Oui, je l’ai déjà fait. J’avais une équipe en Grèce qui ne se qualifiait pas pour les play-offs (Maroussi, ndlr). On a bâti un programme et on est allé en finale du championnat (en 2004). Nous n’avions pas de si bons joueurs, pas des joueurs très chers. On leur a appris comment jouer, comment contrôler le jeu. Ça prend du temps. Et le temps travaille pour nous.
Vous avez eu quelques problèmes avec les arbitres français. Comment l’expliquez-vous ?
Je respecte tout le monde. Je sais qu’ils aiment aussi le basket. Mais je pense que le meilleur arbitre, c’est celui qu’on ne voit pas du tout quand on regarde un match. Je comprends qu’ils fassent des erreurs, parfois. Moi, quand je fais une erreur, je regarde la vidéo et j’essaye de la corriger. J’espère qu’ils font pareil. Et qu’ils veulent progresser, parce que la façon d’arbitrer peut améliorer le jeu en France. S’ils sifflent comme en Euroligue ou dans les matchs internationaux, ça permettra aux joueurs de mieux s’adapter à ce genre de rencontres. S’adapter, ça concerne les joueurs, les entraîneurs et les arbitres. Nous sommes une famille. Nous travaillons pour le basket. Nous devons le faire progresser et nous respecter.
Le président, Frédéric Forte, a dit que Limoges n’aura jamais dix millions d’euros de budget. Avez-vous les moyens de réussir ?

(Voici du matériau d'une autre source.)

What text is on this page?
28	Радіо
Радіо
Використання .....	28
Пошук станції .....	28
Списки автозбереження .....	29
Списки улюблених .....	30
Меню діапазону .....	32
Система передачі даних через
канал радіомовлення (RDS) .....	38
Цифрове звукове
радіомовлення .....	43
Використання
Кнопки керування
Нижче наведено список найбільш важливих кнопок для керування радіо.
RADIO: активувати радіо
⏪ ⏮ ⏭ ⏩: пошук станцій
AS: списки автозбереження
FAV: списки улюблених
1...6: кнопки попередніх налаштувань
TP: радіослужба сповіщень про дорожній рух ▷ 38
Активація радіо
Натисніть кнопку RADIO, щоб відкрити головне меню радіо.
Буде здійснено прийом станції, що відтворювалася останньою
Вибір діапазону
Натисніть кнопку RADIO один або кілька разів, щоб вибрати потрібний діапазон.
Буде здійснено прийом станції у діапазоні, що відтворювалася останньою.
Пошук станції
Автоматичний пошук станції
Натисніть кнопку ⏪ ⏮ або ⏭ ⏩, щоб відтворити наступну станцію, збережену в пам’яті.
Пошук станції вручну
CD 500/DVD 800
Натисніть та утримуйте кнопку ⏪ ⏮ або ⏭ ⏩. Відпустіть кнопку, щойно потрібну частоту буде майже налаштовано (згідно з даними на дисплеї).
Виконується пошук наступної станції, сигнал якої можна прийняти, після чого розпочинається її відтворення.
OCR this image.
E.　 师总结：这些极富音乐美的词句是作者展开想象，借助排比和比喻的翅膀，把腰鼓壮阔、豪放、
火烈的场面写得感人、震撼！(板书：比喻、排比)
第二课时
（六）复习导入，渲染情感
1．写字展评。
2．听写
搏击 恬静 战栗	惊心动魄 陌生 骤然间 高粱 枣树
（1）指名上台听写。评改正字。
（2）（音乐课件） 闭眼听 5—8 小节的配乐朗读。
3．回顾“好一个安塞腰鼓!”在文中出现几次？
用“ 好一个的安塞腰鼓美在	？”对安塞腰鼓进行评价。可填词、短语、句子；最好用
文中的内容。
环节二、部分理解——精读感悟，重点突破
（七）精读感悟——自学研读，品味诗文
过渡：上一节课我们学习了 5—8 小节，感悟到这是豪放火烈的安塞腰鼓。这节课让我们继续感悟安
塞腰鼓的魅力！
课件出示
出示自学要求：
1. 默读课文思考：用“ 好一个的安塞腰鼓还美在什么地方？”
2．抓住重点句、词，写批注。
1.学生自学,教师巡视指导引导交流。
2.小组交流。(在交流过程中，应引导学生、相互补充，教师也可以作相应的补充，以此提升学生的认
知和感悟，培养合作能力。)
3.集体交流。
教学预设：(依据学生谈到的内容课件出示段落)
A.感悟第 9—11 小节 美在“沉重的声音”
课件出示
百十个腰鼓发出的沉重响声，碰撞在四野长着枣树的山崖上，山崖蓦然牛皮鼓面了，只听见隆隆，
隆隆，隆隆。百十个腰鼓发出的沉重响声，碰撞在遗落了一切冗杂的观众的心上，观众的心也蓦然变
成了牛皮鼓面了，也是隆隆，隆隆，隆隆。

L’argent est un outil. Mais le plus important, c’est le programme. En Europe, beaucoup d’équipes ont de l’argent mais leurs programmes sont pauvres. Elles font venir des joueurs pour gagner des matchs. Mais quand elles n’ont plus d’argent, elles perdent tout. Je connais le président, il aime Limoges. Il veut construire un programme. Il fait le maximum pour apporter de l’argent au club. Mais il essaiera toujours de le dépenser de manière à aider le programme et à avoir l’équipe au haut niveau européen. Ce n’est pas seulement une question d’argent. C’est une organisation, une façon de développer les joueurs et leur caractère. Quand un joueur passe par Limoges, il doit savoir qu’il va apprendre plusieurs choses. Quand il repart, il peut dire ‘‘je sais jouer d’une façon, d’une autre et d’encore une autre, je me suis entraîné d’une façon, d’une autre et d’encore une autre…’’ C’est ma façon de penser. Quand une équipe dépense beaucoup d’argent, ça ne dure qu’un temps. Il n’y a que trois ou quatre équipes en Europe qui peuvent le faire sur la durée, comme le Real Madrid ou le Barça. Ils s’appuient sur leurs clubs de foot, avec de l’argent qui vient de partout dans le monde. Le budget, ici, vient seulement de Limoges. Il faut respecter l’argent, le programme. Le président veut le meilleur pour Limoges.
Avez-vous une idée de votre propre avenir ?
Quand je prends un boulot, je travaille comme si j’allais rester toute ma vie. Le plus facile dans le basket, c’est d’avoir de l’argent, de dire ‘‘ok, je veux celui-ci, celui-là’’. Et s’il n’est pas bon un jour ou pendant un mois, vous le renvoyez et allez chercher un autre joueur. Dans ma carrière de coach, jusqu’à présent, j’ai dû faire quatre ou cinq changements de joueurs. Ce n’est pas ma façon de penser. J’encourage les joueurs, je veux les faire progresser. La seule chose que je leur demande, c’est de se battre à l’entraînement et pendant les matchs, même s’ils font des erreurs. Si quelqu’un ne se bat pas, on le changera peut-être. Mais jusqu’à la fin de son passage à Limoges, on sera avec lui.